Meet the Jefferson of 'Web 2.0'
Goobage in, Goobage out
If Google's PageRank reflects the "uniquely democratic nature of the web" - and if weblogs are the most empowering technology of our age [**] - then how can we begin to fete a humble entrepreneur based in St Paul, MN?
Very probably as the Gutenberg of the digital age. And the Jefferson. All rolled into one.
Brian Adams of Blue Diamond Enterprises has announced the newest tool that leverages both weblogs and the "collective intelligence" of Google's algorithms. His new software, Blog Mass Installer, claims it can create 100 Blogger weblogs on your website in just 24 minutes.
It's like voting - but voting done properly: early and often.
The idea behind tools such as this is to create a network of sites to host contextual advertisements and also to boost the prominence of material in Google's search index. It's only the tip of a vast twilight industry that, by the calculation of SEOs (search engine optimizers) like Adams, results in one third of Google's index being comprised of machine-generated sites. Blog Software Installer takes a lot of the drudgery out of creating the blog network you need to pimp your reputation, plug your wares, or simply earn yourself a little extra Adsense cash. Some manual intervention is needed, according to the press release -
"Creating the blogs is easy and fun. You will get a friendly chime when it is time to enter the 'captcha' word verification. The BMI [Blog Mass Installer] tool also gives you a status indicator to know how many of your blogs have been created."
BMI also gives you those all-important RSS feeds.
Need some content? Just dial up some PLAs, or 'Private Label Articles.' Sites like GoArticles and Article City. Or if you're in a hurry, scrape some Wikipedia content: the keyword-rich online "encyclopedia" is a favorite with SEOs.
It's all very Web 2.0. The power of the "Long Tail" put into the hands of the little guy - who needs only $197 to join the digital revolution.
But it's also in breach of Google's own Adsense program, which states that no Adsense ad may appear on a page "published specifically for the purpose of showing ads, whether or not the page is relevant".
Um, now didn't this - we asked Adams - leave Google in the delicate position of throttling its own cash cow?
We only asked, because the Blogger-accelerator was being promoted by - of all things - Google News today.
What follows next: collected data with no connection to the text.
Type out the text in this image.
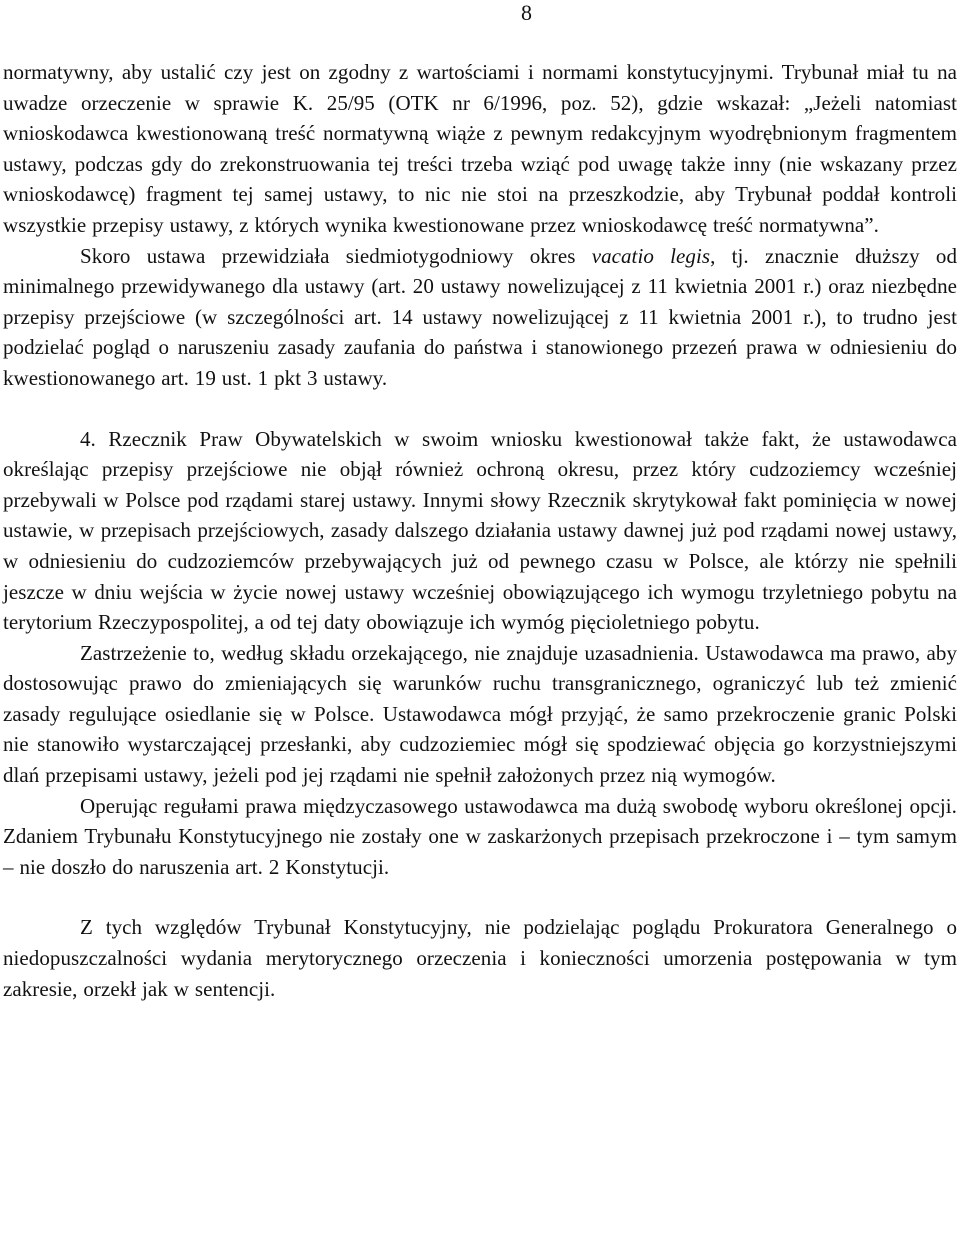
8

normatywny, aby ustalić czy jest on zgodny z wartościami i normami konstytucyjnymi. Trybunał miał tu na uwadze orzeczenie w sprawie K. 25/95 (OTK nr 6/1996, poz. 52), gdzie wskazał: „Jeżeli natomiast wnioskodawca kwestionowaną treść normatywną wiąże z pewnym redakcyjnym wyodrębnionym fragmentem ustawy, podczas gdy do zrekonstruowania tej treści trzeba wziąć pod uwagę także inny (nie wskazany przez wnioskodawcę) fragment tej samej ustawy, to nic nie stoi na przeszkodzie, aby Trybunał poddał kontroli wszystkie przepisy ustawy, z których wynika kwestionowane przez wnioskodawcę treść normatywna”.

Skoro ustawa przewidziała siedmiotygodniowy okres vacatio legis, tj. znacznie dłuższy od minimalnego przewidywanego dla ustawy (art. 20 ustawy nowelizującej z 11 kwietnia 2001 r.) oraz niezbędne przepisy przejściowe (w szczególności art. 14 ustawy nowelizującej z 11 kwietnia 2001 r.), to trudno jest podzielać pogląd o naruszeniu zasady zaufania do państwa i stanowionego przezeń prawa w odniesieniu do kwestionowanego art. 19 ust. 1 pkt 3 ustawy.

4. Rzecznik Praw Obywatelskich w swoim wniosku kwestionował także fakt, że ustawodawca określając przepisy przejściowe nie objął również ochroną okresu, przez który cudzoziemcy wcześniej przebywali w Polsce pod rządami starej ustawy. Innymi słowy Rzecznik skrytykował fakt pominięcia w nowej ustawie, w przepisach przejściowych, zasady dalszego działania ustawy dawnej już pod rządami nowej ustawy, w odniesieniu do cudzoziemców przebywających już od pewnego czasu w Polsce, ale którzy nie spełnili jeszcze w dniu wejścia w życie nowej ustawy wcześniej obowiązującego ich wymogu trzyletniego pobytu na terytorium Rzeczypospolitej, a od tej daty obowiązuje ich wymóg pięcioletniego pobytu.

Zastrzeżenie to, według składu orzekającego, nie znajduje uzasadnienia. Ustawodawca ma prawo, aby dostosowując prawo do zmieniających się warunków ruchu transgranicznego, ograniczyć lub też zmienić zasady regulujące osiedlanie się w Polsce. Ustawodawca mógł przyjąć, że samo przekroczenie granic Polski nie stanowiło wystarczającej przesłanki, aby cudzoziemiec mógł się spodziewać objęcia go korzystniejszymi dlań przepisami ustawy, jeżeli pod jej rządami nie spełnił założonych przez nią wymogów.

Operując regułami prawa międzyczasowego ustawodawca ma dużą swobodę wyboru określonej opcji. Zdaniem Trybunału Konstytucyjnego nie zostały one w zaskarżonych przepisach przekroczone i – tym samym – nie doszło do naruszenia art. 2 Konstytucji.

Z tych względów Trybunał Konstytucyjny, nie podzielając poglądu Prokuratora Generalnego o niedopuszczalności wydania merytorycznego orzeczenia i konieczności umorzenia postępowania w tym zakresie, orzekł jak w sentencji.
Google owns Blogger.
That's not the case, says Adams, who says Google has done a good job weeding out spam sites over the last year. It employs more human operators to identify these, he says,
"Google's search index is more relevant than a year ago. It's getting better."
But basically it's a Machine vs Machine war. Machines like Adams' BMI create the blogs, and Google's algorithms try and delete them.
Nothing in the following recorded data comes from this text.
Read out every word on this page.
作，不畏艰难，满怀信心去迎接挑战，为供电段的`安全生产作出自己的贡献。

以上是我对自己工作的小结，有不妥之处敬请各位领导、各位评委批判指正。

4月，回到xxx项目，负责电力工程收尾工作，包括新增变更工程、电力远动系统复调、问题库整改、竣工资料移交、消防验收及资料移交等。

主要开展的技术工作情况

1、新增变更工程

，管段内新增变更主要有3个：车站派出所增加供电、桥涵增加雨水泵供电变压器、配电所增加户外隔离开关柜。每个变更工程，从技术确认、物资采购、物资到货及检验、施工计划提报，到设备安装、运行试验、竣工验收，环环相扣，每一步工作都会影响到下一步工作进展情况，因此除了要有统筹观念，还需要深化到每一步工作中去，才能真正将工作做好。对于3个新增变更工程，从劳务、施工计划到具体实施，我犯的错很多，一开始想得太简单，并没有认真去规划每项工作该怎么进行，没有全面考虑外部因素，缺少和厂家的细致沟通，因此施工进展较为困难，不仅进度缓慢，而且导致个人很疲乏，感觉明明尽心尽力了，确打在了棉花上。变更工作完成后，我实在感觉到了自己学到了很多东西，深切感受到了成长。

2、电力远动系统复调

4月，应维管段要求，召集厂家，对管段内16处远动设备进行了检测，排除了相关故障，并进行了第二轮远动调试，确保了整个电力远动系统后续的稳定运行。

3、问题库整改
"It's getting harder to tell if a website was made by a machine or a human," he says. "There are some really grey areas."
Adams says BMI is more "stable" than rival tools - "stable" means Google is less likely to find it and delete it from its index.
Didn't he feel morally responsible for bespoiling the utopian meadow of the World Wide Web, we wondered?
Here Adams takes issue with the suggestion that machine-generated axiomatically means junk.
"I wouldn't say that the tools are just polluting it. It's the responsibility of the webmaster to put up content that's actually useful. If they don't do that, Google will delete them."
So it's like the argument that guns don't kill people - people kill people?
"That's a good comparison," he agrees.
So Splogs don't kill people. And are less harmful than blogs. ®
Bootnotes:[**] "The blog might do more for the emancipation of women than the invention of the birth control pill almost 50 years ago," - Sylvia Paull, who hosts the Berkeley Cybersalon.
[*] Thanks to Namebase's Daniel Brandt for spotting this - and for the coining the neologlism "Goobage".